Quelques limites à ce travail méritent d’être soulignée comme : des données manquantes de certains comtés, l’hétérogénéité de la taille et de la population des comtés, le manque de données sur les travailleurs saisonniers et migrants (susceptibles d’être fortement exposés), l’absence de validation des données par une source indépendante et l’impossibilité d’évaluer le risque individuel. 

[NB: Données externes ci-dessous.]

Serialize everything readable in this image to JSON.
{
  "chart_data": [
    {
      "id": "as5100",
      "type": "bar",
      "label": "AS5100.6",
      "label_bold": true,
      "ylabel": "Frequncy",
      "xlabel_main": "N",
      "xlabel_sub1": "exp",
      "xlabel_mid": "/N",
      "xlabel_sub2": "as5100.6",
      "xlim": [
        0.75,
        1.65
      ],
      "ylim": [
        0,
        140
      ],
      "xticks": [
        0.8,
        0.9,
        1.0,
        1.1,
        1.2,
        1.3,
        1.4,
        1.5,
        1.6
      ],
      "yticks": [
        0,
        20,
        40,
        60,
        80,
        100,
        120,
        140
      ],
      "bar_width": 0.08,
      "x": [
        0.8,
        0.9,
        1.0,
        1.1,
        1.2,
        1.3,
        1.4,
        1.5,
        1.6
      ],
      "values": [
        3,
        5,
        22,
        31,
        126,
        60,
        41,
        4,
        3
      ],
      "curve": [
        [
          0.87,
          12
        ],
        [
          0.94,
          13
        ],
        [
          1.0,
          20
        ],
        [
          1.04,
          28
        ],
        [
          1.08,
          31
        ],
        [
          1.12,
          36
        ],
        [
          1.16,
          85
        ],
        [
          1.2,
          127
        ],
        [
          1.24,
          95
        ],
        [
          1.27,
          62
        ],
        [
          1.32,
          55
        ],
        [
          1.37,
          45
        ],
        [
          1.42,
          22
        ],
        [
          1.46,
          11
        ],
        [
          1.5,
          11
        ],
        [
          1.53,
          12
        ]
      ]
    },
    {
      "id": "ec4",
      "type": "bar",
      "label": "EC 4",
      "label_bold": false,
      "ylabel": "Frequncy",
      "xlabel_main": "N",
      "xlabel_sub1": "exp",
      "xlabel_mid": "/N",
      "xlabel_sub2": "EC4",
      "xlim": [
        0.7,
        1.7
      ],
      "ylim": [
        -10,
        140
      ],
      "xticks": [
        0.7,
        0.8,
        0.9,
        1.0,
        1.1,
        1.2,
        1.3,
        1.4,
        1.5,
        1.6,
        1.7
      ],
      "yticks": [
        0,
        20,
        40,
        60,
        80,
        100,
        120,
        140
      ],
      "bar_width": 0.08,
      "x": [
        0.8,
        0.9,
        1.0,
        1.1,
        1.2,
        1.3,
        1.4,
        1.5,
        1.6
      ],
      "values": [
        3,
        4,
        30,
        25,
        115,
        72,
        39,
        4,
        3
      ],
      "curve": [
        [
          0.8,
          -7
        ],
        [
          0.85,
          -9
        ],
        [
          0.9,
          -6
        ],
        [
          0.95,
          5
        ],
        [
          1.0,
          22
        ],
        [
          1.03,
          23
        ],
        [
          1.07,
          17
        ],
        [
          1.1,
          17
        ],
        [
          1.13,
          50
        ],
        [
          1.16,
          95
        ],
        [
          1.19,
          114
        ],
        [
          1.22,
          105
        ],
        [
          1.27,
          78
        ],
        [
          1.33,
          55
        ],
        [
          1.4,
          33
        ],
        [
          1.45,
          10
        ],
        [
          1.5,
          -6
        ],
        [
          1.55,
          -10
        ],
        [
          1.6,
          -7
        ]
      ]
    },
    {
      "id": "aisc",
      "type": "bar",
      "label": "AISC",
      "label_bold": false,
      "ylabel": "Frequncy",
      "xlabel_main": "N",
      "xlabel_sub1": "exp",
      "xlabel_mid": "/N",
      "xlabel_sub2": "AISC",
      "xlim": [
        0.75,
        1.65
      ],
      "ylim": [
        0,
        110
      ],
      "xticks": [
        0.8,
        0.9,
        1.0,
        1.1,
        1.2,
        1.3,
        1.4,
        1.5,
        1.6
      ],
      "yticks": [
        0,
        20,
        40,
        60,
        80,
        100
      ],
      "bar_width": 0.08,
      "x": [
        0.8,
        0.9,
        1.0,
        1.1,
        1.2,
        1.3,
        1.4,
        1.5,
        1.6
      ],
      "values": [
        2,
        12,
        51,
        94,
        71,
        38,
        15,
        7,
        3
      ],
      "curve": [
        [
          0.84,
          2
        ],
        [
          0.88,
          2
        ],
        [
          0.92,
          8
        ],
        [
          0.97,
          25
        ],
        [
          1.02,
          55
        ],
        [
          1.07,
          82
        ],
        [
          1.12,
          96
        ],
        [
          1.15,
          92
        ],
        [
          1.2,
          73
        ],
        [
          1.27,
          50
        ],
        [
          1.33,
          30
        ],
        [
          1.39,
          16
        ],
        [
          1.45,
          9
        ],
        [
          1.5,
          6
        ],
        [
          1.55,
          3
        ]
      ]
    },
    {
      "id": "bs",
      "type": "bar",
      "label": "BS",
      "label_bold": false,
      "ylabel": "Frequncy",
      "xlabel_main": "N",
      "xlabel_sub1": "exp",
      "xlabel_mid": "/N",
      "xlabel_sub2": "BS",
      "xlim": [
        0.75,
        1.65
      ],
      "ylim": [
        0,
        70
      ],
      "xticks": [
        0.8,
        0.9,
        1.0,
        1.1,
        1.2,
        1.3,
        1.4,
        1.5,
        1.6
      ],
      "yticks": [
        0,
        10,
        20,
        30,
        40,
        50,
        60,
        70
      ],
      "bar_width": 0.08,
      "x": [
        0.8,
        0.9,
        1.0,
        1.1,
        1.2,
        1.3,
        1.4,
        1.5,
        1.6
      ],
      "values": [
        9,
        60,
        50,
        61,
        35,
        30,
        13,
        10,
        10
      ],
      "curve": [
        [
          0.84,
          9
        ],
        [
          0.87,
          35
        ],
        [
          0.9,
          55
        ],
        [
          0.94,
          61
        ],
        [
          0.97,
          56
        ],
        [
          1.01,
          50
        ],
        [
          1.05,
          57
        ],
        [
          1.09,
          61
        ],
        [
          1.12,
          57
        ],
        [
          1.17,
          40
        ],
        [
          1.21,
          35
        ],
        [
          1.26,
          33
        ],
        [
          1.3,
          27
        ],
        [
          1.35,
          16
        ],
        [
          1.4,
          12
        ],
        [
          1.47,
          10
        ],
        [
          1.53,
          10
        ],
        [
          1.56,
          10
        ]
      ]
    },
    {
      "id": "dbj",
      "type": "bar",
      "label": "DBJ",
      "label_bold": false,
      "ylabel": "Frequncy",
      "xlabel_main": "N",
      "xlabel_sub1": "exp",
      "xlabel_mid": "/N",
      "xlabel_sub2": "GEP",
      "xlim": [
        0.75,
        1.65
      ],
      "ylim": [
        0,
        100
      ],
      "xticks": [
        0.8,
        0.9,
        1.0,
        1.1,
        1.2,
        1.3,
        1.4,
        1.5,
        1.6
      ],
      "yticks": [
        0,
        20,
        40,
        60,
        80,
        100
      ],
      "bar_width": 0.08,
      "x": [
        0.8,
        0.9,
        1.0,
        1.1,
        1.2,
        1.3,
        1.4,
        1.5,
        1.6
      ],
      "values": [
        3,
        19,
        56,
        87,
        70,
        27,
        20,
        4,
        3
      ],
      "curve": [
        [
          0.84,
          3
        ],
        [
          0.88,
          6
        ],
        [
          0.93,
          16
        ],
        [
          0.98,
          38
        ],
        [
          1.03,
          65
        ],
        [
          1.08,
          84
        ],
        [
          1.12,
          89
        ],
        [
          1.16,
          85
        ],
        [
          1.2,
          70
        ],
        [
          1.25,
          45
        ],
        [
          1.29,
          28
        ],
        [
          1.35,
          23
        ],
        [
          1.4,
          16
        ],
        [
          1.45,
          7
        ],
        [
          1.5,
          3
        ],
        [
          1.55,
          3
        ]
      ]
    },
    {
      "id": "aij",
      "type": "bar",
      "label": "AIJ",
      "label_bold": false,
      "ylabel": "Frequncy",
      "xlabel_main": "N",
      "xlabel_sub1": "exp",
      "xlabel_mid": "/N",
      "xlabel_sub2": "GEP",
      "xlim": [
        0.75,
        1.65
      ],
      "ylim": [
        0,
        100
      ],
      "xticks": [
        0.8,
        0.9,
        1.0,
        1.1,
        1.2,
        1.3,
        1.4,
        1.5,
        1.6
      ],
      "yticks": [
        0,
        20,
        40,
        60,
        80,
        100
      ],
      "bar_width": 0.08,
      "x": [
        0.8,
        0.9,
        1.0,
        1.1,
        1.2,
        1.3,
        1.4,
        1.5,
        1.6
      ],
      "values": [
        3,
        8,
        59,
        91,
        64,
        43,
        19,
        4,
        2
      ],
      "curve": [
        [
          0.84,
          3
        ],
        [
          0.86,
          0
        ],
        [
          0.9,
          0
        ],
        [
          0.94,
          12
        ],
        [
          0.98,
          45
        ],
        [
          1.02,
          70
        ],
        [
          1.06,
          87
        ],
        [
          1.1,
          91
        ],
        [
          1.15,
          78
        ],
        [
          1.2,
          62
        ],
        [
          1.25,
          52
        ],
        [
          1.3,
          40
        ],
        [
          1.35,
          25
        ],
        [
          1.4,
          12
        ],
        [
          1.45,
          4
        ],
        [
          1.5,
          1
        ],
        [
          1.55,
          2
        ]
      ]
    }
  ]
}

Un vaste champ de recherche

L’effet des pesticides sur la santé humaine est un vaste de champ de recherche qui fait, à juste titre, couler beaucoup d’encre. Elle souffre néanmoins d’une vision souvent centrée sur un nombre limité de pesticides et/ou un certain type de cancer. L’originalité de la présente étude est de proposer une approche holistique pour mettre en évidence des inégalités régionales et identifier des cibles de recherche (pesticides) moins fréquemment étudiés.

La recherche dans ce domaine est primordiale en raison de l’impact évident en santé publique. Les auteurs encouragent les autorités à communiquer sur ces données afin d’informer les communautés les plus vulnérables sur les risques encourus.